Mom kept trying to get me to stop playing because I came home injured in some form or other every single day. She used to watch me get tossed around by Billie G. in the backyard or wait on the sidelines to play at practice. She would be crying when I came home, but she never told me why until I got older. I had no idea she was watching, because she always hid from view, but my mom was always there. Without ever asking me, she understood that I needed it but wished I didn’t. I wasn’t built for this American life. I was like a lil’ shih tzu tryin’ to run with the pit bulls. That was Dave and me. You see it a lot. There’s the toy dog barking and leading the big goofy dog around. Isiah and Rodman, AI and Dikembe, Eddie and Dave. Life doesn’t always make sense.

Three weeks into the season, Coach Rock introduced new drills into practice. The first one was the Indian Run. The entire team, fifty-plus kids, all ran around the football field. You had to stay in line and the last guy in line had to sprint to get to the front until everyone did it twice. The first time we did it, the team thought to slow down a little bit when it was my turn. Everyone figured I was the slowest and it was to their benefit for me to get it over with as soon as possible since another forty-nine guys had to do it, too. Coach Rock was a wily motherfucker, though, and made the team run even faster when it was my turn. He was on to it. I understood why the guys wanted to slow down and I understood why Coach Rock wouldn’t allow it. It was a pivotal moment.
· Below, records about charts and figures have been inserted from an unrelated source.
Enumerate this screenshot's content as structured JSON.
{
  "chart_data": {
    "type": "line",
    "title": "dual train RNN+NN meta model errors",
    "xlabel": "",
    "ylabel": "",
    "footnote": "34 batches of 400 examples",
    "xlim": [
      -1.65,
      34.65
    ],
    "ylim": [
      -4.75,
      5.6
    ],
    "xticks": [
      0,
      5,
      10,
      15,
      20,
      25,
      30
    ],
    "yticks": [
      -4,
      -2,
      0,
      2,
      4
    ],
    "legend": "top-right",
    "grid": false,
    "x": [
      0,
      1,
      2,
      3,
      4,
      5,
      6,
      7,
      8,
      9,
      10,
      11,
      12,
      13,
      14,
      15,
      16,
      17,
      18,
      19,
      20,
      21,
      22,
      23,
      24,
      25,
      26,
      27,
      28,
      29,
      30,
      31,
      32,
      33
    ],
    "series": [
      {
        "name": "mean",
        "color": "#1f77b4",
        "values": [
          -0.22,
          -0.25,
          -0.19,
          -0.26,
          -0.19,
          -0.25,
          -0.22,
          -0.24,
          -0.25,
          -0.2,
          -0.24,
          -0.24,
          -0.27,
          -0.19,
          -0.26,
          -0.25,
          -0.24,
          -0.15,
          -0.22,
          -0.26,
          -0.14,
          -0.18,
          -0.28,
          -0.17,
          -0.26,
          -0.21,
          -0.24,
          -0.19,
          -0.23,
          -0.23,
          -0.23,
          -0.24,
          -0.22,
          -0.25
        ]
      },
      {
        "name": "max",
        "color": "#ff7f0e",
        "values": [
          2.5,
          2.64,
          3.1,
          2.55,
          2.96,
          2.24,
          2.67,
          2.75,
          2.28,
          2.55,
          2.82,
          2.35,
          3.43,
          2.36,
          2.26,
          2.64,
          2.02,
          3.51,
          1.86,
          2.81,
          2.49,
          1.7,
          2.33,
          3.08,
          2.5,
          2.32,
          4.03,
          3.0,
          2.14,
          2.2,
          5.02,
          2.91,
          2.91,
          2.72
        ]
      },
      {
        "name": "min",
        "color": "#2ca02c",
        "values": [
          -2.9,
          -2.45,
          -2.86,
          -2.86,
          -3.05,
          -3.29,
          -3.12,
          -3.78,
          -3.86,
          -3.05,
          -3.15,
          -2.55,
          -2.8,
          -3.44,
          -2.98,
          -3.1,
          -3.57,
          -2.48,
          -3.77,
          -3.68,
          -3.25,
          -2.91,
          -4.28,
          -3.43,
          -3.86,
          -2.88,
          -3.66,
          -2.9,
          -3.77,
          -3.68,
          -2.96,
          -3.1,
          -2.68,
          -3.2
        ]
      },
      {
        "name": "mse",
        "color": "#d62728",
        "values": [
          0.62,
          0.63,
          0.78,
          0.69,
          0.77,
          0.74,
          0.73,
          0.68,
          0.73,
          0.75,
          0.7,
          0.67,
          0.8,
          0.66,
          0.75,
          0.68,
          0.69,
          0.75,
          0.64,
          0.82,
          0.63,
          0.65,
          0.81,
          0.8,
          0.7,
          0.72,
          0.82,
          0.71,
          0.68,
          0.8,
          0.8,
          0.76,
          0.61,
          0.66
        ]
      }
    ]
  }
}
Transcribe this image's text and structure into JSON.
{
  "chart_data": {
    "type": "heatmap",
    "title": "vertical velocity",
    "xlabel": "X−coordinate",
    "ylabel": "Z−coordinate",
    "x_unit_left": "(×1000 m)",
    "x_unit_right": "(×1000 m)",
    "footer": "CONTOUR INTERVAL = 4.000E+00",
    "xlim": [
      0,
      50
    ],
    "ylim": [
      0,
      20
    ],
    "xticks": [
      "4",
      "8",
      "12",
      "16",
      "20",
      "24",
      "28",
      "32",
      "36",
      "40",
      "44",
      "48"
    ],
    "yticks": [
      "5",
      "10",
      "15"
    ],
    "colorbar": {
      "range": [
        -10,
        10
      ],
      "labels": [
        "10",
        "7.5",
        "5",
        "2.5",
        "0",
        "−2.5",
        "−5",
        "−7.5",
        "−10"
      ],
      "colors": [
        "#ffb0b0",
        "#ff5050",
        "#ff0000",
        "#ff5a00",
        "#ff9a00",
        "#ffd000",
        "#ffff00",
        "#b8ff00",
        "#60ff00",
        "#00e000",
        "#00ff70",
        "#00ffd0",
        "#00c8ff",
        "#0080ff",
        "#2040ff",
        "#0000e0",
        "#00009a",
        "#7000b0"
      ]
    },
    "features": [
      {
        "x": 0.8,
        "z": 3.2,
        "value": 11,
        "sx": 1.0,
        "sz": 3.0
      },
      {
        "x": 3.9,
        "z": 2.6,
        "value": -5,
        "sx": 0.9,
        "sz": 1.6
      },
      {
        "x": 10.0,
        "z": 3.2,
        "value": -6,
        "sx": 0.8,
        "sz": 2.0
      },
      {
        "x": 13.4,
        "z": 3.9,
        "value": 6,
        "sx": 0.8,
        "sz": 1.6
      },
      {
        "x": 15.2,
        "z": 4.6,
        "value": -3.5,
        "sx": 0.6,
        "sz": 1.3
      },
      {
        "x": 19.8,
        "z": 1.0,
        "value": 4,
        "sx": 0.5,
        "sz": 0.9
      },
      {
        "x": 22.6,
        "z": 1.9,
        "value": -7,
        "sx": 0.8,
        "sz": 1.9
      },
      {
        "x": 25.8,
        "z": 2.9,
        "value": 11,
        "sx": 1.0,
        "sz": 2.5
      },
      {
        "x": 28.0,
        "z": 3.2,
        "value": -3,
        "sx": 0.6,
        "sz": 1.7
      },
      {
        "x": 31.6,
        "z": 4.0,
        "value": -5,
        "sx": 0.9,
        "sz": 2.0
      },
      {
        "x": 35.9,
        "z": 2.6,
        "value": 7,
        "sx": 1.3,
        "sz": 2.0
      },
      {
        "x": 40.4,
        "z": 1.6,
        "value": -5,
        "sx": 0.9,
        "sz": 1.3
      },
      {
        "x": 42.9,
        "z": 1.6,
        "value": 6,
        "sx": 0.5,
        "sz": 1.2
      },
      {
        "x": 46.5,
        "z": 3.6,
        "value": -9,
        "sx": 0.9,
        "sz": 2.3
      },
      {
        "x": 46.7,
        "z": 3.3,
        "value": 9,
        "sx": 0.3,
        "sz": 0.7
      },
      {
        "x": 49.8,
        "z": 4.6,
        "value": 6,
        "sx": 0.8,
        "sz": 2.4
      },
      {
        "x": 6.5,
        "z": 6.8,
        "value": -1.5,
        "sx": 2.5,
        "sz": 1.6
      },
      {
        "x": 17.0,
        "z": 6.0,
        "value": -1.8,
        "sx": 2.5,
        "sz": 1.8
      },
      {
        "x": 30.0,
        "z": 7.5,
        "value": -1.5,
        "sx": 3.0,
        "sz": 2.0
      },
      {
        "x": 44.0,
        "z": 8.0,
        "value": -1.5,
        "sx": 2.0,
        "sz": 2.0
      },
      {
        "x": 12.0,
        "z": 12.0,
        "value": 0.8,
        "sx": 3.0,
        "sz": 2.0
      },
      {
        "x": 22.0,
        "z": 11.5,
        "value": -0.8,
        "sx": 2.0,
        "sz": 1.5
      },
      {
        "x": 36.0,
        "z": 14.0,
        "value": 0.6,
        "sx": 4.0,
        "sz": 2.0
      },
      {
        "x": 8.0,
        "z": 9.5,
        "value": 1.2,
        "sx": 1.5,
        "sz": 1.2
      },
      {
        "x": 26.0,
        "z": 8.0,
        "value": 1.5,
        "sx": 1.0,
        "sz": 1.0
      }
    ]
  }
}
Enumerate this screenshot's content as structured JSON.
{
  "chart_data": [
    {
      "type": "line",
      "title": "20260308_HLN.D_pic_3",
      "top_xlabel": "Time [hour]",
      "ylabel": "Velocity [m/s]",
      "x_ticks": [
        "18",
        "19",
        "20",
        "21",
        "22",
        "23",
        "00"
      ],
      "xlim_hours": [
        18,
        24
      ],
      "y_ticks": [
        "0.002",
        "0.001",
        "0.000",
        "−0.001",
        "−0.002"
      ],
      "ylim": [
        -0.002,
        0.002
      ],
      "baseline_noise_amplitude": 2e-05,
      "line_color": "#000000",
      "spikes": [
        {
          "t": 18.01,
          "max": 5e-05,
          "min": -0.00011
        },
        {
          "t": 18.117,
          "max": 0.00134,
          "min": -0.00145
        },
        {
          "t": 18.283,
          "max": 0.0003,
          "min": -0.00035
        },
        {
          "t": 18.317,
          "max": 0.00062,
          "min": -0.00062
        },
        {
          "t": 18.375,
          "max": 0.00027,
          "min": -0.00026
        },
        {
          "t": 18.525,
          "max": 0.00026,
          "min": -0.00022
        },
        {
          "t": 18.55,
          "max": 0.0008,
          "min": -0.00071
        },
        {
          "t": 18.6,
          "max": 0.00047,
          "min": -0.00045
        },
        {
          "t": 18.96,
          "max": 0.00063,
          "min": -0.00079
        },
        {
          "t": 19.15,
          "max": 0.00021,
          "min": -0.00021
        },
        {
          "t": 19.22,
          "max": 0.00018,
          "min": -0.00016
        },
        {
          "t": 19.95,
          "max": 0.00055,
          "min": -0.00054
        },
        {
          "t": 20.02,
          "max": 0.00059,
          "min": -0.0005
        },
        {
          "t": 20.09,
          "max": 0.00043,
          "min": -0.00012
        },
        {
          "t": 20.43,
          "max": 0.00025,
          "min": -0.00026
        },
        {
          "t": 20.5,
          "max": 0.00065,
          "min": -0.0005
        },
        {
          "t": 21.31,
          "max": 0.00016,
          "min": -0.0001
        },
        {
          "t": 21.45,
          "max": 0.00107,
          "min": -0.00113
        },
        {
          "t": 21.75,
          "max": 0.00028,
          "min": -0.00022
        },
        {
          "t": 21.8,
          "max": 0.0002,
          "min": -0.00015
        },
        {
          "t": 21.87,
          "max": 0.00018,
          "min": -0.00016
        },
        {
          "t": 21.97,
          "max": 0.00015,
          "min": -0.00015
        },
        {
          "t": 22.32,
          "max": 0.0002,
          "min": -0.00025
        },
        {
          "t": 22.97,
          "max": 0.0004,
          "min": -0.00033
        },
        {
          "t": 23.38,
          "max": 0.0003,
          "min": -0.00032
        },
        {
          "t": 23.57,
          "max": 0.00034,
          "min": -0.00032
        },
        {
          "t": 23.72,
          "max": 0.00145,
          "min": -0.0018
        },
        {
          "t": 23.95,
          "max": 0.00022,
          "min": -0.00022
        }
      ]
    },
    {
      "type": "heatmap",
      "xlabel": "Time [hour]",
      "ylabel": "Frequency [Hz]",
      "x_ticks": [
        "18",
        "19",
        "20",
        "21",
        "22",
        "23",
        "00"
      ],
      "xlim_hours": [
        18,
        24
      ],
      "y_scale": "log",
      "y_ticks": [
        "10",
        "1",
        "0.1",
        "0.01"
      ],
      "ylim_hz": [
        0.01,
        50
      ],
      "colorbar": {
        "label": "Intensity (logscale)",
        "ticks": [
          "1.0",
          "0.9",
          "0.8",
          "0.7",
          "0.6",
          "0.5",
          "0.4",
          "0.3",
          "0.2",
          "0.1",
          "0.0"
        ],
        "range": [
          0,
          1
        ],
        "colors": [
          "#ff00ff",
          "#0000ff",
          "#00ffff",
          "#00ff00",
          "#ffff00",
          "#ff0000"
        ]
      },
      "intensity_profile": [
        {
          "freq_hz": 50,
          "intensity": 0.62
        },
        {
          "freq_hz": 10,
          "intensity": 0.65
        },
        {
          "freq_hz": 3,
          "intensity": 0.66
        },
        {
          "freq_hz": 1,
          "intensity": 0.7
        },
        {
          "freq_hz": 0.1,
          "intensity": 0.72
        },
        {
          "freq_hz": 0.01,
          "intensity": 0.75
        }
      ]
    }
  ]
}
I looked at the ground, clenched my teeth, pumped my arms, and ran as fast as I fucking could. Couldn’t nobody help me but myself this time … I just kept chopping my feet. Up, down, up, down, up, down. My pads, helmet, pants, were all too big. Shit looked like a yard sale. By the time I looked up, I was a good bit in front of the first guy and snot was coming out of my damn ears. Twenty minutes later, the drill was over and I was over by the fence puking my guts out.